Faith suggests Pix call Sophie’s mother, Babs, to shut down the mother-in-law. Babs is best described as a force of nature and takes charge of the mother-in-law problem. The two women enroll in a memoir-writing course at a local conference center.

Sophie enrolls in the creative writing course to have something to do besides worrying about not being pregnant and thinking about the dead body she and Faith found.

Meanwhile the Cranes press charges against Pix and Sam for destroying property, namely his chain saw. The situation escalates when the Cranes’ shed burns down. Again Cameron Crane blames Pix and Sam.

More complications occur when the chef at the conference center has an apparent heart attack, leaving Amy, Faith’s daughter, in charge of the kitchen. Reluctantly Faith agrees to help, negotiating a high salary for herself and a raise for Amy.
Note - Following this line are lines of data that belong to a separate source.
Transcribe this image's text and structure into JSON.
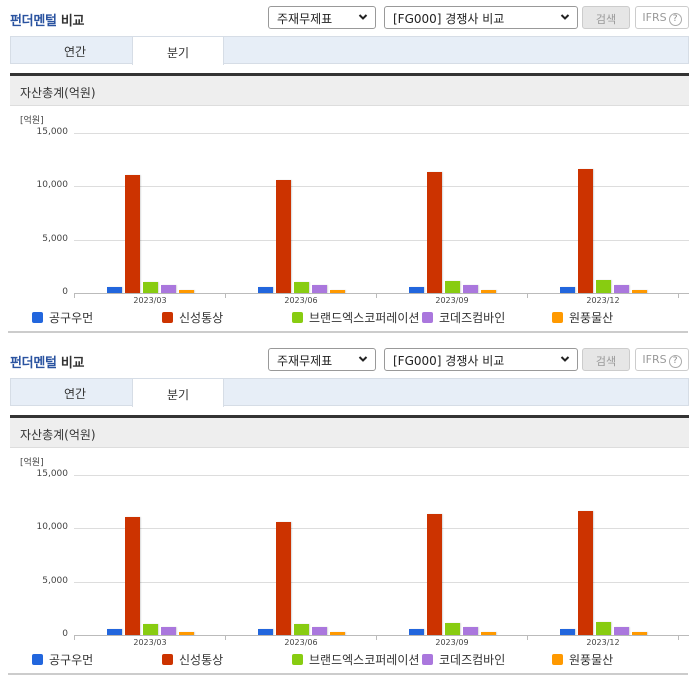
{
  "panels": [
    {
      "title_part1": "펀더멘털",
      "title_part2": "비교",
      "statement_select": "주재무제표",
      "compare_select": "[FG000] 경쟁사 비교",
      "search_button": "검색",
      "ifrs_button": "IFRS",
      "help_icon": "?",
      "tabs": [
        {
          "label": "연간",
          "active": false
        },
        {
          "label": "분기",
          "active": true
        }
      ],
      "section_title": "자산총계(억원)"
    },
    {
      "title_part1": "펀더멘털",
      "title_part2": "비교",
      "statement_select": "주재무제표",
      "compare_select": "[FG000] 경쟁사 비교",
      "search_button": "검색",
      "ifrs_button": "IFRS",
      "help_icon": "?",
      "tabs": [
        {
          "label": "연간",
          "active": false
        },
        {
          "label": "분기",
          "active": true
        }
      ],
      "section_title": "자산총계(억원)"
    }
  ],
  "chart_data": [
    {
      "type": "bar",
      "title": "자산총계(억원)",
      "unit_label": "[억원]",
      "ylabel": "억원",
      "ylim": [
        0,
        15000
      ],
      "yticks": [
        "15,000",
        "10,000",
        "5,000",
        "0"
      ],
      "grid": true,
      "legend_position": "bottom",
      "categories": [
        "2023/03",
        "2023/06",
        "2023/09",
        "2023/12"
      ],
      "series": [
        {
          "name": "공구우먼",
          "color": "#2266dd",
          "values": [
            600,
            600,
            600,
            600
          ]
        },
        {
          "name": "신성통상",
          "color": "#cc3300",
          "values": [
            11030,
            10560,
            11310,
            11590
          ]
        },
        {
          "name": "브랜드엑스코퍼레이션",
          "color": "#88cc11",
          "values": [
            1050,
            1050,
            1150,
            1250
          ]
        },
        {
          "name": "코데즈컴바인",
          "color": "#aa77dd",
          "values": [
            780,
            780,
            780,
            780
          ]
        },
        {
          "name": "원풍물산",
          "color": "#ff9900",
          "values": [
            320,
            320,
            320,
            320
          ]
        }
      ]
    },
    {
      "type": "bar",
      "title": "자산총계(억원)",
      "unit_label": "[억원]",
      "ylabel": "억원",
      "ylim": [
        0,
        15000
      ],
      "yticks": [
        "15,000",
        "10,000",
        "5,000",
        "0"
      ],
      "grid": true,
      "legend_position": "bottom",
      "categories": [
        "2023/03",
        "2023/06",
        "2023/09",
        "2023/12"
      ],
      "series": [
        {
          "name": "공구우먼",
          "color": "#2266dd",
          "values": [
            600,
            600,
            600,
            600
          ]
        },
        {
          "name": "신성통상",
          "color": "#cc3300",
          "values": [
            11030,
            10560,
            11310,
            11590
          ]
        },
        {
          "name": "브랜드엑스코퍼레이션",
          "color": "#88cc11",
          "values": [
            1050,
            1050,
            1150,
            1250
          ]
        },
        {
          "name": "코데즈컴바인",
          "color": "#aa77dd",
          "values": [
            780,
            780,
            780,
            780
          ]
        },
        {
          "name": "원풍물산",
          "color": "#ff9900",
          "values": [
            320,
            320,
            320,
            320
          ]
        }
      ]
    }
  ]
}
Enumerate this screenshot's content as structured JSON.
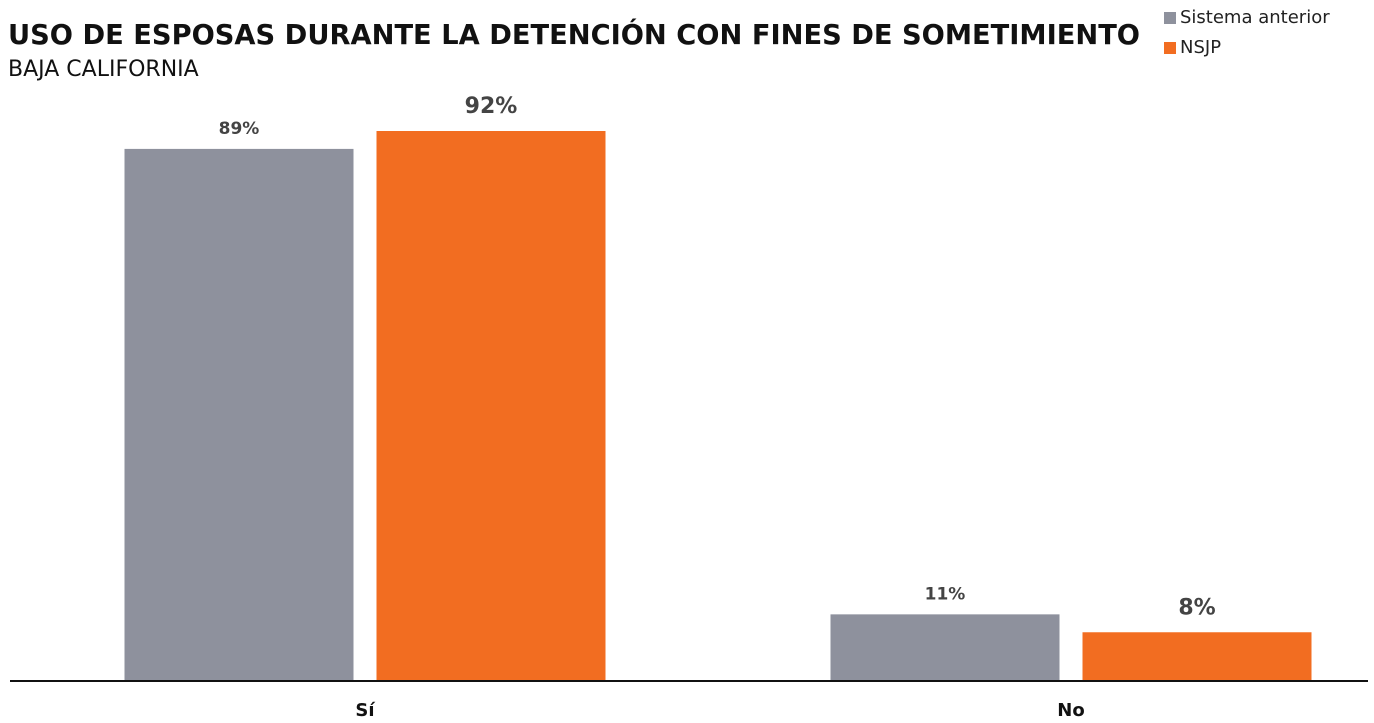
{
  "chart_data": {
    "type": "bar",
    "title": "USO DE ESPOSAS DURANTE LA DETENCIÓN CON FINES DE SOMETIMIENTO",
    "subtitle": "BAJA CALIFORNIA",
    "categories": [
      "Sí",
      "No"
    ],
    "series": [
      {
        "name": "Sistema anterior",
        "color": "#8e919d",
        "values": [
          89,
          11
        ],
        "value_labels": [
          "89%",
          "11%"
        ]
      },
      {
        "name": "NSJP",
        "color": "#f26d21",
        "values": [
          92,
          8
        ],
        "value_labels": [
          "92%",
          "8%"
        ]
      }
    ],
    "legend": "top-right"
  }
}
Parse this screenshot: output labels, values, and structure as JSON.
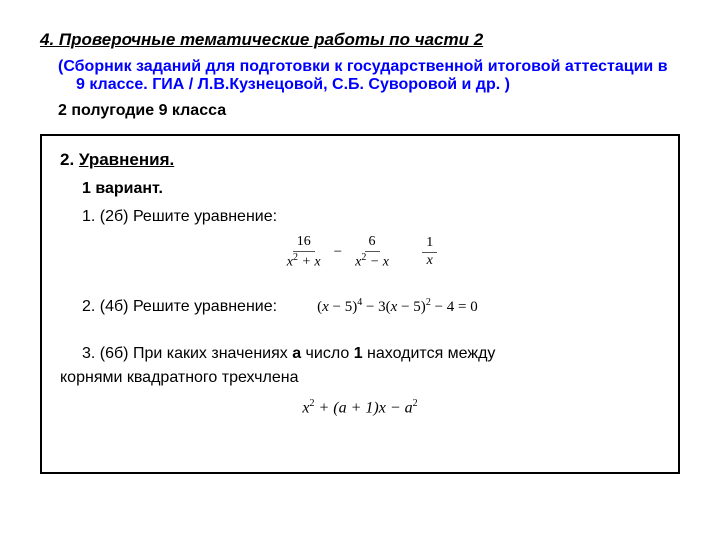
{
  "heading": "4. Проверочные тематические работы по части 2",
  "subheading_open": "(",
  "subheading_text": "Сборник заданий для подготовки к государственной итоговой аттестации в 9 классе.  ГИА / Л.В.Кузнецовой, С.Б. Суворовой и др. )",
  "semester": "2 полугодие 9 класса",
  "box": {
    "title_num": "2. ",
    "title_text": "Уравнения.",
    "variant": "1 вариант.",
    "task1_label": "1. (2б) Решите уравнение:",
    "eq1": {
      "f1_num": "16",
      "f1_den_a": "x",
      "f1_den_b": " + x",
      "minus": "−",
      "f2_num": "6",
      "f2_den_a": "x",
      "f2_den_b": " − x",
      "f3_num": "1",
      "f3_den": "x"
    },
    "task2_label": "2. (4б) Решите уравнение:",
    "eq2_text": "(x − 5)⁴ − 3(x − 5)² − 4 = 0",
    "task3_line1_indent": "3. (6б)  При каких значениях ",
    "task3_a": "а",
    "task3_mid": " число ",
    "task3_one": "1",
    "task3_after": " находится между",
    "task3_line2": "корнями     квадратного трехчлена",
    "eq3_text": "x² + (a + 1)x − a²"
  },
  "colors": {
    "text": "#000000",
    "blue": "#0000ff",
    "border": "#000000",
    "bg": "#ffffff"
  },
  "fonts": {
    "body": "Arial, sans-serif",
    "math": "Times New Roman, serif",
    "base_size": 16
  }
}
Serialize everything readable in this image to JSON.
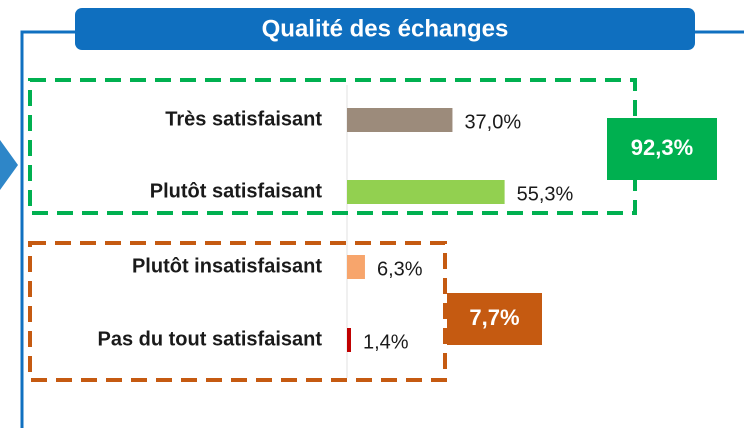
{
  "chart_data": {
    "type": "bar",
    "orientation": "horizontal",
    "title": "Qualité des échanges",
    "categories": [
      "Très satisfaisant",
      "Plutôt satisfaisant",
      "Plutôt insatisfaisant",
      "Pas du tout satisfaisant"
    ],
    "values": [
      37.0,
      55.3,
      6.3,
      1.4
    ],
    "value_labels": [
      "37,0%",
      "55,3%",
      "6,3%",
      "1,4%"
    ],
    "colors": [
      "#9c8b7b",
      "#92d050",
      "#f7a56c",
      "#c00000"
    ],
    "group_totals": [
      92.3,
      7.7
    ],
    "group_total_labels": [
      "92,3%",
      "7,7%"
    ],
    "group_colors": [
      "#00b050",
      "#c55a11"
    ]
  }
}
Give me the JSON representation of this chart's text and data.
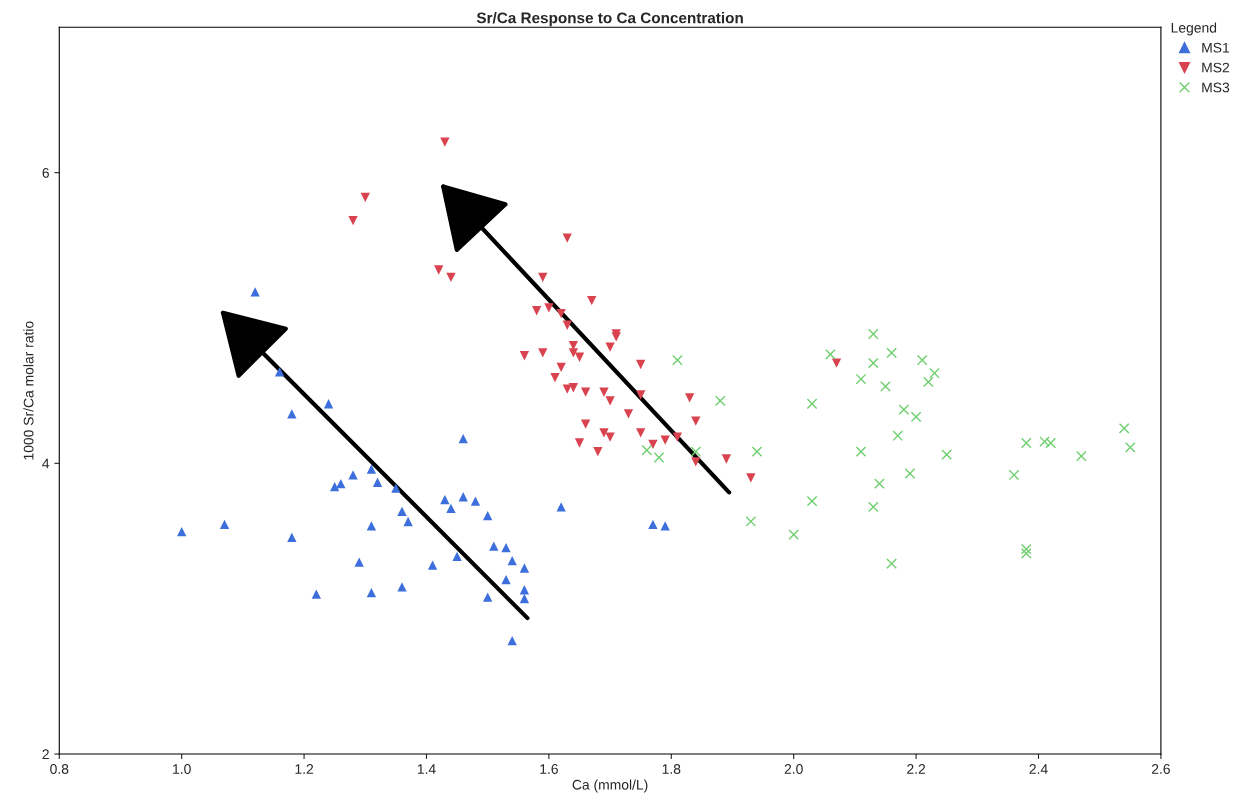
{
  "chart_data": {
    "type": "scatter",
    "title": "Sr/Ca Response to Ca Concentration",
    "xlabel": "Ca (mmol/L)",
    "ylabel": "1000 Sr/Ca molar ratio",
    "legend_title": "Legend",
    "legend": "top right",
    "grid": false,
    "xlim": [
      0.8,
      2.6
    ],
    "ylim": [
      2,
      7
    ],
    "xticks": [
      0.8,
      {
        "value": 1,
        "label": "1.0"
      },
      1.2,
      1.4,
      1.6,
      1.8,
      {
        "value": 2,
        "label": "2.0"
      },
      2.2,
      2.4,
      2.6
    ],
    "yticks": [
      2,
      4,
      6
    ],
    "series": [
      {
        "name": "MS1",
        "color": "#3d6fdc",
        "marker": "triangle",
        "x": [
          1.12,
          1.16,
          1.24,
          1.18,
          1.46,
          1.31,
          1.28,
          1.26,
          1.25,
          1.32,
          1.35,
          1.43,
          1.46,
          1.48,
          1.44,
          1.5,
          1.62,
          1.36,
          1.37,
          1.31,
          1.07,
          1.0,
          1.18,
          1.51,
          1.53,
          1.54,
          1.56,
          1.45,
          1.41,
          1.29,
          1.53,
          1.56,
          1.56,
          1.5,
          1.36,
          1.31,
          1.22,
          1.54,
          1.77,
          1.79
        ],
        "values": [
          5.18,
          4.63,
          4.41,
          4.34,
          4.17,
          3.96,
          3.92,
          3.86,
          3.84,
          3.87,
          3.83,
          3.75,
          3.77,
          3.74,
          3.69,
          3.64,
          3.7,
          3.67,
          3.6,
          3.57,
          3.58,
          3.53,
          3.49,
          3.43,
          3.42,
          3.33,
          3.28,
          3.36,
          3.3,
          3.32,
          3.2,
          3.13,
          3.07,
          3.08,
          3.15,
          3.11,
          3.1,
          2.78,
          3.58,
          3.57
        ]
      },
      {
        "name": "MS2",
        "color": "#d9434f",
        "marker": "triangle-down",
        "x": [
          1.43,
          1.3,
          1.28,
          1.63,
          1.42,
          1.44,
          1.59,
          1.67,
          1.58,
          1.6,
          1.62,
          1.63,
          1.71,
          1.71,
          1.7,
          1.64,
          1.64,
          1.65,
          1.56,
          1.59,
          1.75,
          1.62,
          1.61,
          1.63,
          1.64,
          1.66,
          1.69,
          1.7,
          1.83,
          1.73,
          1.75,
          1.84,
          1.66,
          1.69,
          1.7,
          1.75,
          1.65,
          1.79,
          1.77,
          1.81,
          1.68,
          1.89,
          1.84,
          1.93,
          2.07
        ],
        "values": [
          6.21,
          5.83,
          5.67,
          5.55,
          5.33,
          5.28,
          5.28,
          5.12,
          5.05,
          5.07,
          5.03,
          4.95,
          4.89,
          4.87,
          4.8,
          4.81,
          4.76,
          4.73,
          4.74,
          4.76,
          4.68,
          4.66,
          4.59,
          4.51,
          4.52,
          4.49,
          4.49,
          4.43,
          4.45,
          4.34,
          4.47,
          4.29,
          4.27,
          4.21,
          4.18,
          4.21,
          4.14,
          4.16,
          4.13,
          4.18,
          4.08,
          4.03,
          4.01,
          3.9,
          4.69
        ]
      },
      {
        "name": "MS3",
        "color": "#6fcf6f",
        "marker": "cross",
        "x": [
          1.81,
          1.88,
          1.76,
          1.78,
          1.84,
          1.94,
          2.13,
          2.06,
          2.13,
          2.16,
          2.21,
          2.23,
          2.22,
          2.11,
          2.15,
          2.03,
          2.18,
          2.2,
          2.17,
          2.11,
          2.25,
          2.38,
          2.41,
          2.42,
          2.47,
          2.54,
          2.55,
          2.19,
          2.36,
          2.14,
          2.03,
          2.13,
          1.93,
          2.0,
          2.16,
          2.38,
          2.38
        ],
        "values": [
          4.71,
          4.43,
          4.09,
          4.04,
          4.08,
          4.08,
          4.89,
          4.75,
          4.69,
          4.76,
          4.71,
          4.62,
          4.56,
          4.58,
          4.53,
          4.41,
          4.37,
          4.32,
          4.19,
          4.08,
          4.06,
          4.14,
          4.15,
          4.14,
          4.05,
          4.24,
          4.11,
          3.93,
          3.92,
          3.86,
          3.74,
          3.7,
          3.6,
          3.51,
          3.31,
          3.41,
          3.38
        ]
      }
    ]
  }
}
Intermittent chapters chronicle a young mother addicted to opioids, obviously a friend to Faith, Pix, and Samantha—all of whom are unaware of her problem.

Katherine Hall Page juggles all the various plot elements in this traditional mystery like the skilled writer she is: the wedding, the problem with the Cranes, the mother-in-law from hell, and the matter of the murder.

Page’s humor is delightful, and her descriptions of life on the island bring both the landscape and the characters to life.

To one who is not familiar with the Faith Fairchild series may find to keep track of all the many characters. Sometimes the book seems to have a cast of thousands, but each is likeable, so the effort to sort them all out is worth it.

Altogether The Body in the Wake is easy reading, and the recipes in the back of the book are an added bonus for those who like to cook or just like reading about food. Recommended for the fans of traditional mysteries.